In 2005, Flyvbjerg identified two main causes of misinformation in policy and management: strategic misrepresentation (lying) and optimism bias (appraisal optimism). Flyvbjerg and his associates have developed methods to curb misinformation focused on improved accountability and reference class forecasting. The methods are being used in practice in policy and planning. Bent Flyvbjerg has lent his name to the so-called "Flyvbjerg Debate," which is a debate over the role of social science in society in response to his book Making Social Science Matter.
Finally, Flyvbjerg has identified a number of misunderstandings about case study research and devised ways of correcting these misunderstandings.[3]
Bent Flyvbjerg was knighted in the Order of the Dannebrog in 2002.
The book describes phronetic social science.

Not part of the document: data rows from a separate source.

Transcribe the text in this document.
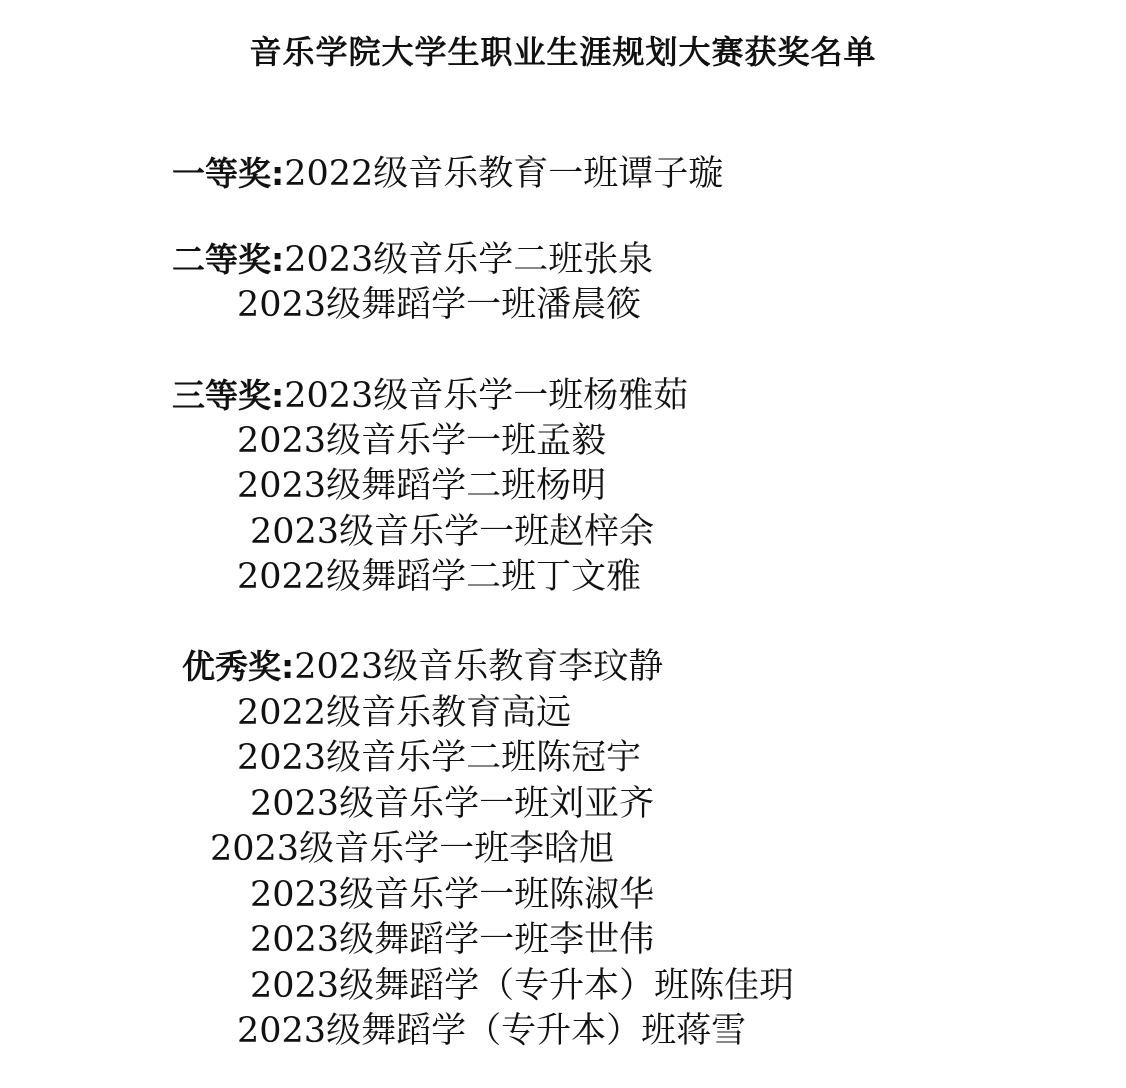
音乐学院大学生职业生涯规划大赛获奖名单
一等奖:2022级音乐教育一班谭子璇
二等奖:2023级音乐学二班张泉
2023级舞蹈学一班潘晨筱
三等奖:2023级音乐学一班杨雅茹
2023级音乐学一班孟毅
2023级舞蹈学二班杨明
2023级音乐学一班赵梓余
2022级舞蹈学二班丁文雅
优秀奖:2023级音乐教育李玟静
2022级音乐教育高远
2023级音乐学二班陈冠宇
2023级音乐学一班刘亚齐
2023级音乐学一班李晗旭
2023级音乐学一班陈淑华
2023级舞蹈学一班李世伟
2023级舞蹈学（专升本）班陈佳玥
2023级舞蹈学（专升本）班蒋雪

First, the book argues that the social sciences have failed as science. Second, it develops the argument that in order to matter again the social sciences must model themselves after phronesis (as opposed to episteme, which is at the core of natural science). Finally, the book develops methodological guidelines and shows practical examples of how phronetic social science may be employed in real research.[4]
The books makes a double call for, first, social sciences that reject the natural science model as an ideal that may be achieved in social science and, second, social sciences that are more relevant to people outside social science, e.g., ordinary citizens and policy makers. Flyvbjerg argues that to gain relevance, social science must inform practical reason, and that this is best done by a focus on values and power. In terms of the philosophy and history of science, Flyvbjerg takes his cue from Aristotle rather than from Socrates and Plato.

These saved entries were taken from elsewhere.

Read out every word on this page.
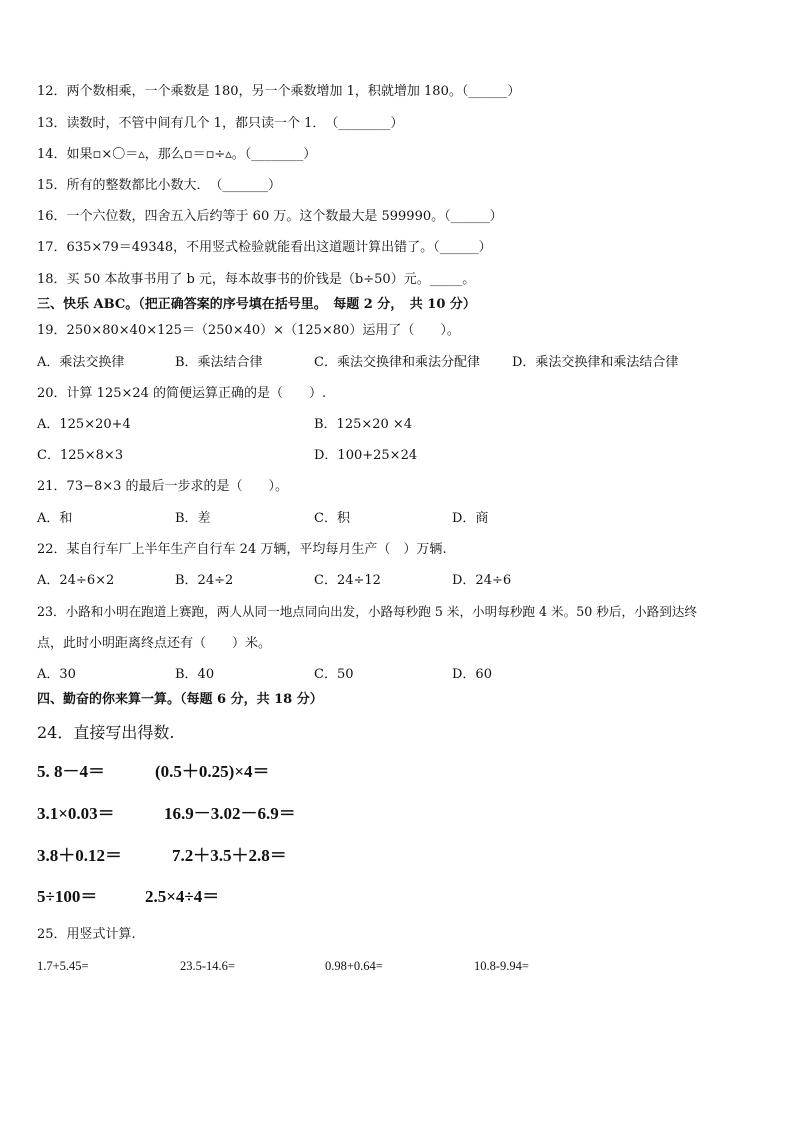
12．两个数相乘，一个乘数是 180，另一个乘数增加 1，积就增加 180。（______）
13．读数时，不管中间有几个 1，都只读一个 1．　（________）
14．如果▫×〇＝▵，那么▫＝▫÷▵。（________）
15．所有的整数都比小数大．　（_______）
16．一个六位数，四舍五入后约等于 60 万。这个数最大是 599990。（______）
17．635×79＝49348，不用竖式检验就能看出这道题计算出错了。（______）
18．买 50 本故事书用了 b 元，每本故事书的价钱是（b÷50）元。_____。
三、快乐 ABC。（把正确答案的序号填在括号里。　每题 2 分，　共 10 分）
19．250×80×40×125＝（250×40）×（125×80）运用了（　　）。
A．乘法交换律	B．乘法结合律	C．乘法交换律和乘法分配律 D．乘法交换律和乘法结合律
20．计算 125×24 的简便运算正确的是（　　）.
A．125×20+4	B．125×20 ×4
C．125×8×3	D．100+25×24
21．73−8×3 的最后一步求的是（　　）。
A．和	B．差	C．积	D．商
22．某自行车厂上半年生产自行车 24 万辆，平均每月生产（　）万辆.
A．24÷6×2	B．24÷2	C．24÷12	D．24÷6
23．小路和小明在跑道上赛跑，两人从同一地点同向出发，小路每秒跑 5 米，小明每秒跑 4 米。50 秒后，小路到达终
点，此时小明距离终点还有（　　）米。
A．30	B．40	C．50	D．60
四、勤奋的你来算一算。（每题 6 分，共 18 分）
24．直接写出得数.
5. 8－4＝	(0.5＋0.25)×4＝
3.1×0.03＝	16.9－3.02－6.9＝
3.8＋0.12＝	7.2＋3.5＋2.8＝
5÷100＝	2.5×4÷4＝
25．用竖式计算.
1.7+5.45=	23.5-14.6=	0.98+0.64=	10.8-9.94=
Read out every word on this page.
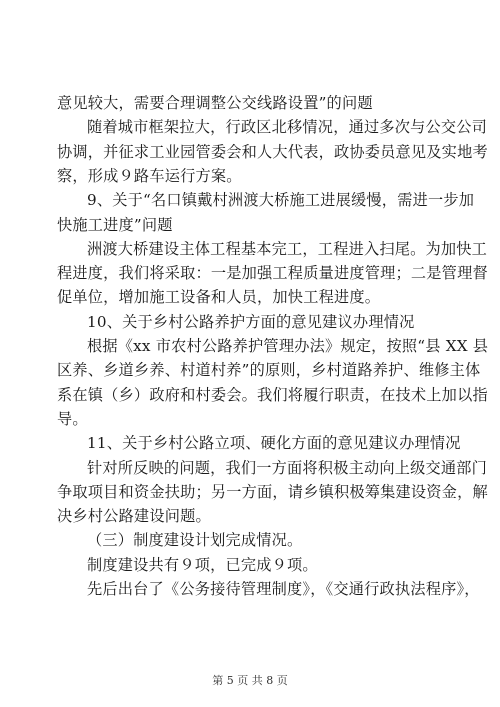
意见较大，需要合理调整公交线路设置”的问题
随着城市框架拉大，行政区北移情况，通过多次与公交公司
协调，并征求工业园管委会和人大代表，政协委员意见及实地考
察，形成９路车运行方案。
9、关于“名口镇戴村洲渡大桥施工进展缓慢，需进一步加
快施工进度”问题
洲渡大桥建设主体工程基本完工，工程进入扫尾。为加快工
程进度，我们将采取：一是加强工程质量进度管理；二是管理督
促单位，增加施工设备和人员，加快工程进度。
10、关于乡村公路养护方面的意见建议办理情况
根据《xx 市农村公路养护管理办法》规定，按照“县 XX 县
区养、乡道乡养、村道村养”的原则，乡村道路养护、维修主体
系在镇（乡）政府和村委会。我们将履行职责，在技术上加以指
导。
11、关于乡村公路立项、硬化方面的意见建议办理情况
针对所反映的问题，我们一方面将积极主动向上级交通部门
争取项目和资金扶助；另一方面，请乡镇积极筹集建设资金，解
决乡村公路建设问题。
（三）制度建设计划完成情况。
制度建设共有９项，已完成９项。
先后出台了《公务接待管理制度》，《交通行政执法程序》，
第 5 页 共 8 页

Flyvbjerg's book Rationality and Power: Democracy in Practice is an example of the methodology and theory developed in Making Social Science Matter employed in practice.[5]
In a 2004 article, Stanford political science professor David Laitin critiqued Making Social Science Matter and Flyvbjerg's perspective.[6] Flyvbjerg countered by arguing that Laitin's critique was ill-founded and unethical,[7] and was joined by Sanford Schram.[8]

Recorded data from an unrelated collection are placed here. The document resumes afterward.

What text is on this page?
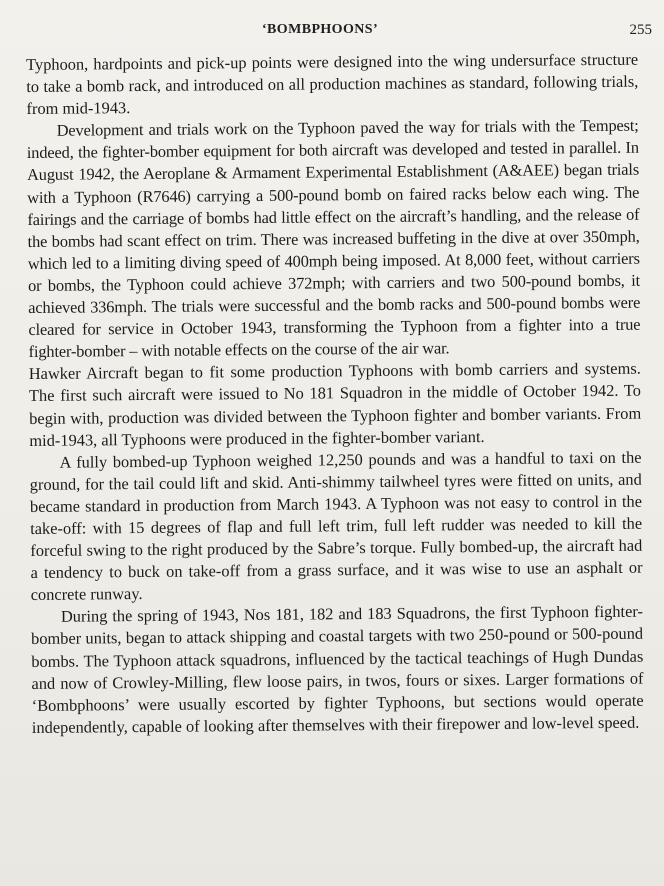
‘BOMBPHOONS’	255

Typhoon, hardpoints and pick-up points were designed into the wing undersurface structure to take a bomb rack, and introduced on all production machines as standard, following trials, from mid-1943.

Development and trials work on the Typhoon paved the way for trials with the Tempest; indeed, the fighter-bomber equipment for both aircraft was developed and tested in parallel. In August 1942, the Aeroplane & Armament Experimental Establishment (A&AEE) began trials with a Typhoon (R7646) carrying a 500-pound bomb on faired racks below each wing. The fairings and the carriage of bombs had little effect on the aircraft’s handling, and the release of the bombs had scant effect on trim. There was increased buffeting in the dive at over 350mph, which led to a limiting diving speed of 400mph being imposed. At 8,000 feet, without carriers or bombs, the Typhoon could achieve 372mph; with carriers and two 500-pound bombs, it achieved 336mph. The trials were successful and the bomb racks and 500-pound bombs were cleared for service in October 1943, transforming the Typhoon from a fighter into a true fighter-bomber – with notable effects on the course of the air war.

Hawker Aircraft began to fit some production Typhoons with bomb carriers and systems. The first such aircraft were issued to No 181 Squadron in the middle of October 1942. To begin with, production was divided between the Typhoon fighter and bomber variants. From mid-1943, all Typhoons were produced in the fighter-bomber variant.

A fully bombed-up Typhoon weighed 12,250 pounds and was a handful to taxi on the ground, for the tail could lift and skid. Anti-shimmy tailwheel tyres were fitted on units, and became standard in production from March 1943. A Typhoon was not easy to control in the take-off: with 15 degrees of flap and full left trim, full left rudder was needed to kill the forceful swing to the right produced by the Sabre’s torque. Fully bombed-up, the aircraft had a tendency to buck on take-off from a grass surface, and it was wise to use an asphalt or concrete runway.

During the spring of 1943, Nos 181, 182 and 183 Squadrons, the first Typhoon fighter-bomber units, began to attack shipping and coastal targets with two 250-pound or 500-pound bombs. The Typhoon attack squadrons, influenced by the tactical teachings of Hugh Dundas and now of Crowley-Milling, flew loose pairs, in twos, fours or sixes. Larger formations of ‘Bombphoons’ were usually escorted by fighter Typhoons, but sections would operate independently, capable of looking after themselves with their firepower and low-level speed.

A book about the significance of Flyvbjerg's work and the debate with Laitin, Making Political Science Matter: Debating Knowledge, Research, and Method, edited by Schram and Brian Caterino, was published in 2006.[9] Caterino and Schram wrote in the book's introduction that "The special thing about Flyvbjerg's challenge to social science is the way it bridges theory and practice in a way that unites philosophical and empirical subdivisions in the social sciences."[10] Caterino and Schram argue that Flyvbjerg thereby simultaneously provides a strong theoretical foundation for his vision of socially and politically relevant social sciences and illuminates his position with concrete examples from his own empirical research. Flyvbjerg in this manner transgresses disciplinary boundaries to make a more compelling call for a social science that people could use to make a difference in their lives, according to Caterino and Schram.